Kemudian Nabi bersabda “Demi Allah yang jiwaku berada ditangan-Nya, sungguh
dunia ini lebih hina dari kambing ini bagi pemiliknya. Seandainya dunia ini
memadai disisi Allah dengan selembar sayap nyamuk, tentu Dia tidak akan memberi
minum pada seorang kafir dengan seteguk air”. Nabi SAW bersabda lagi “Dunia
adalah penjara bagi orang mukmin dan surga bagi orang kafir”. Abu Hurairah
menceritakan bahwa dia pernah mendengar Rasulullah SAW bersabda;
أَلاَ إِنَّ الدُّنْيَا مَلْعُونَةٌ مَلْعُونٌ مَا فِيهَا إِلاَّ ذِكْرُ اللَّهِ وَمَا وَالاَهُ وَعَالِمٌ أَوْ مُتَعَلِّمٌ (رواه الترمذى)
Artinya: Ketahuilah bahwa dunia ini dilaknati, dan
dilaknati juga apa yang ada di dalamnya, kecuali dzikir kepada Allah, dan apa
saja yang mengikutinya serta orang yang tau atau orang yang mencari tau
(belajar)”. (H.R. Turmudzi).
Abu Musa al-Asy’ari berkata; Rasulullah SAW bersabda;
“Orang yang mencintai dunia, pastilah dia akan mengenyampingkan akhiratnya.

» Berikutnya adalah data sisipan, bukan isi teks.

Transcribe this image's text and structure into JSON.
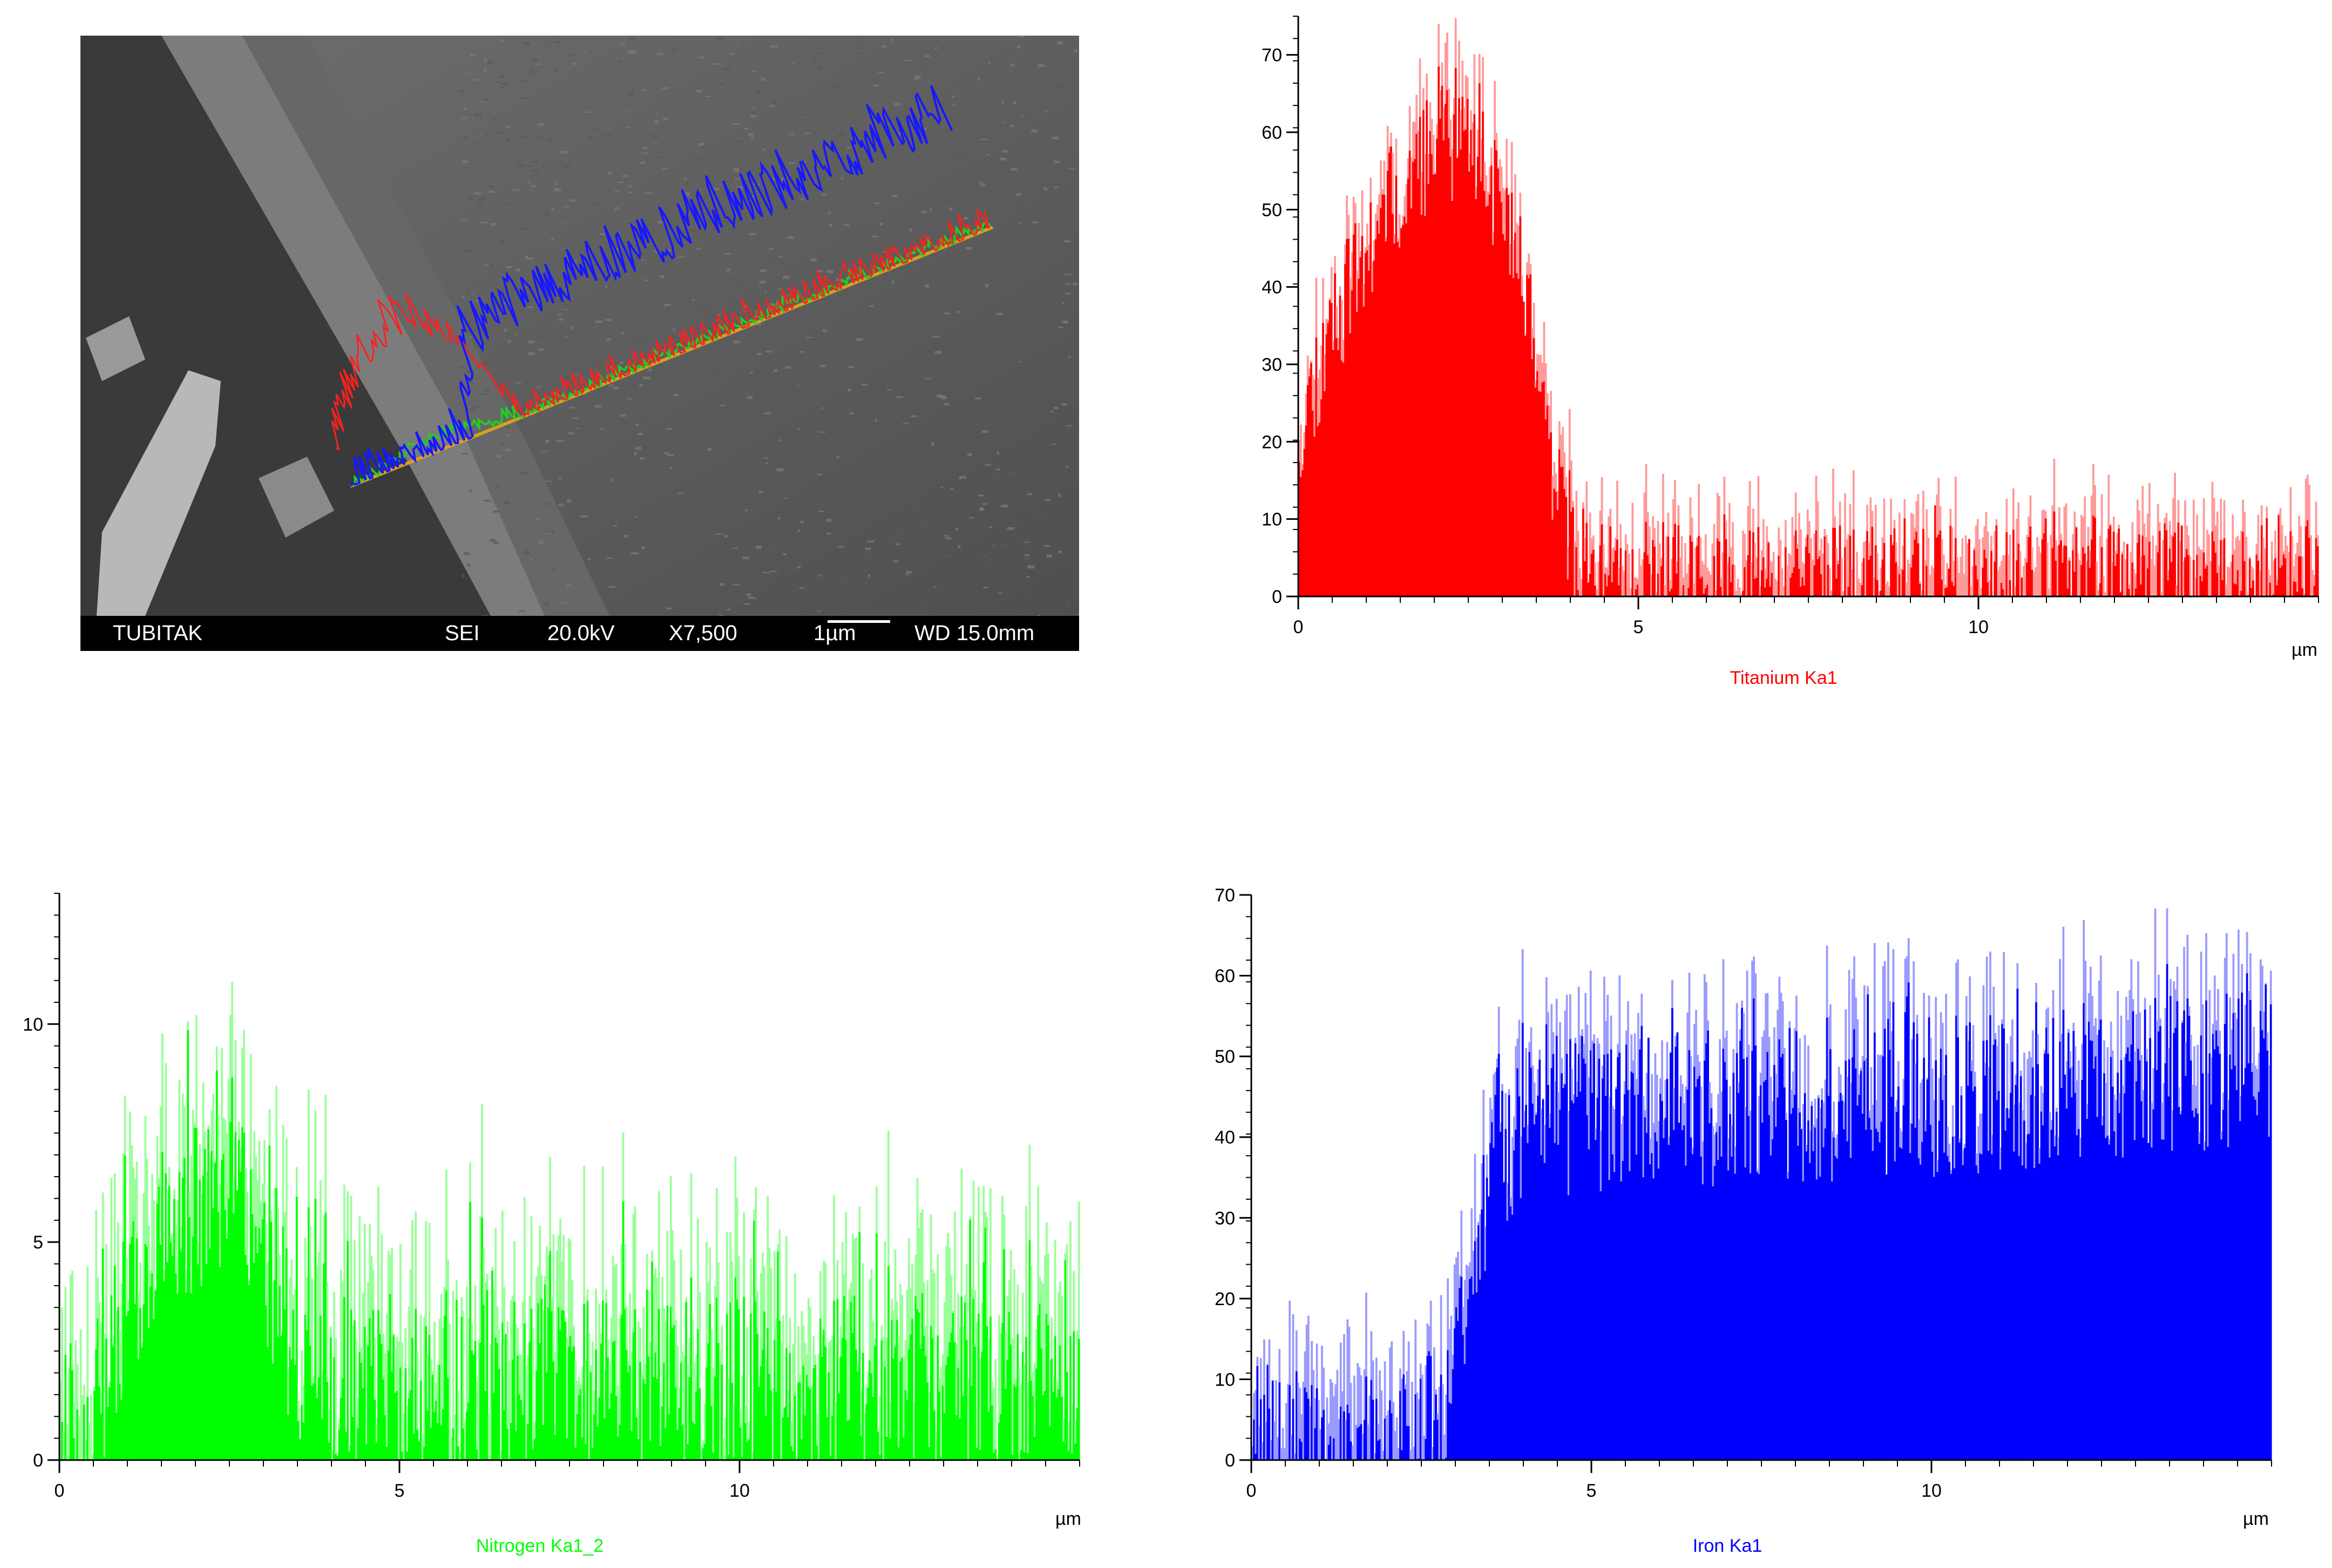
{
  "sem": {
    "label_org": "TUBITAK",
    "label_mode": "SEI",
    "label_kv": "20.0kV",
    "label_mag": "X7,500",
    "label_scale": "1µm",
    "label_wd": "WD 15.0mm"
  },
  "chart_data": [
    {
      "id": "titanium",
      "type": "bar",
      "title": "",
      "series_label": "Titanium Ka1",
      "color": "#ff0000",
      "light_color": "#ff9a9a",
      "xlabel": "µm",
      "ylabel": "",
      "xlim": [
        0,
        15
      ],
      "ylim": [
        0,
        75
      ],
      "xticks": [
        0,
        5,
        10
      ],
      "yticks": [
        0,
        10,
        20,
        30,
        40,
        50,
        60,
        70
      ],
      "ytick_labels": [
        "0",
        "10",
        "20",
        "30",
        "40",
        "50",
        "60",
        "70"
      ],
      "profile": [
        [
          0,
          22
        ],
        [
          0.5,
          36
        ],
        [
          1.0,
          44
        ],
        [
          1.5,
          54
        ],
        [
          2.0,
          59
        ],
        [
          2.5,
          59
        ],
        [
          3.0,
          51
        ],
        [
          3.3,
          42
        ],
        [
          3.6,
          22
        ],
        [
          4.0,
          6
        ],
        [
          4.5,
          2
        ],
        [
          15,
          2
        ]
      ],
      "noise_down": 8,
      "noise_up": 10,
      "seed": 11
    },
    {
      "id": "nitrogen",
      "type": "bar",
      "title": "",
      "series_label": "Nitrogen Ka1_2",
      "color": "#00ff00",
      "light_color": "#99ff99",
      "xlabel": "µm",
      "ylabel": "",
      "xlim": [
        0,
        15
      ],
      "ylim": [
        0,
        13
      ],
      "xticks": [
        0,
        5,
        10
      ],
      "yticks": [
        0,
        5,
        10
      ],
      "ytick_labels": [
        "0",
        "5",
        "10"
      ],
      "profile": [
        [
          0,
          1
        ],
        [
          0.7,
          1
        ],
        [
          0.8,
          3
        ],
        [
          1.5,
          5.5
        ],
        [
          2.4,
          6.5
        ],
        [
          3.0,
          5
        ],
        [
          3.5,
          2
        ],
        [
          15,
          2
        ]
      ],
      "noise_down": 2,
      "noise_up": 4,
      "seed": 23
    },
    {
      "id": "iron",
      "type": "bar",
      "title": "",
      "series_label": "Iron Ka1",
      "color": "#0000ff",
      "light_color": "#9a9aff",
      "xlabel": "µm",
      "ylabel": "",
      "xlim": [
        0,
        15
      ],
      "ylim": [
        0,
        70
      ],
      "xticks": [
        0,
        5,
        10
      ],
      "yticks": [
        0,
        10,
        20,
        30,
        40,
        50,
        60,
        70
      ],
      "ytick_labels": [
        "0",
        "10",
        "20",
        "30",
        "40",
        "50",
        "60",
        "70"
      ],
      "profile": [
        [
          0,
          1
        ],
        [
          2.5,
          2
        ],
        [
          2.9,
          8
        ],
        [
          3.2,
          22
        ],
        [
          3.6,
          38
        ],
        [
          4.0,
          43
        ],
        [
          6,
          44
        ],
        [
          10,
          46
        ],
        [
          13,
          48
        ],
        [
          15,
          50
        ]
      ],
      "noise_down": 10,
      "noise_up": 14,
      "seed": 37
    }
  ]
}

Dan
orang yang mencintai akhirat, pastilah dia akan mengenyampingkan dunianya. Oleh
karena itu utamakanlah yang abadi atas yang temporer”. Pada suatu ketika
Rasulullah SAW bersama beberapa orang sahabat berdiri didekat tempat sampah,
lalu belai bersabda; “mari kita perhatikan dunia”, kemudian beliau mengambil
beberapa pakaian usang yang telah rusak diatas tempat sampah itu dan beberapa
tulang yang telah hancur, beliau bersabda; Ini adalah dunia sebagai suatu
isyarat bahwa sesungguhnya perhiasan dunia akan usang seperti pakaian
ini.Sesungguhnya tubuh-tubuh yang engkau lihat akan menjadi tulang belulang
yang hancur”. Nabi SAW berkata pula; “Sesungguhnya dunia adalah sesuatu yang
manis dan hijau, sedang Allah menjadikan kamu penguasa didalamnya. Lalu Dia
melihat bagaimana kamu berbuat. Sesungguhnya kaum bani Bani Israil setelah
dilapangkan dunianya, mereka menjadi bingung gemerlapan perhiasan, perempuan,
wangi-wangian dan pakaian”.
Pakaian zuhud juga melekat pada keluarga Nabi SAW. hal
ini terlhiat ketika pada suatu waktu Nabi SAW pulang kerumah isterinya Siti
Khadijah R.a. didapainya Siti Khadijah sedang terisak menangis, lalu Nabi
berkata; Wahai Khadijah apakah yang menyebabkan kamu menangis ? Apakah karena
harta kekayaanmu telah habis dipergunakan untuk perjuangan Islam ini ?.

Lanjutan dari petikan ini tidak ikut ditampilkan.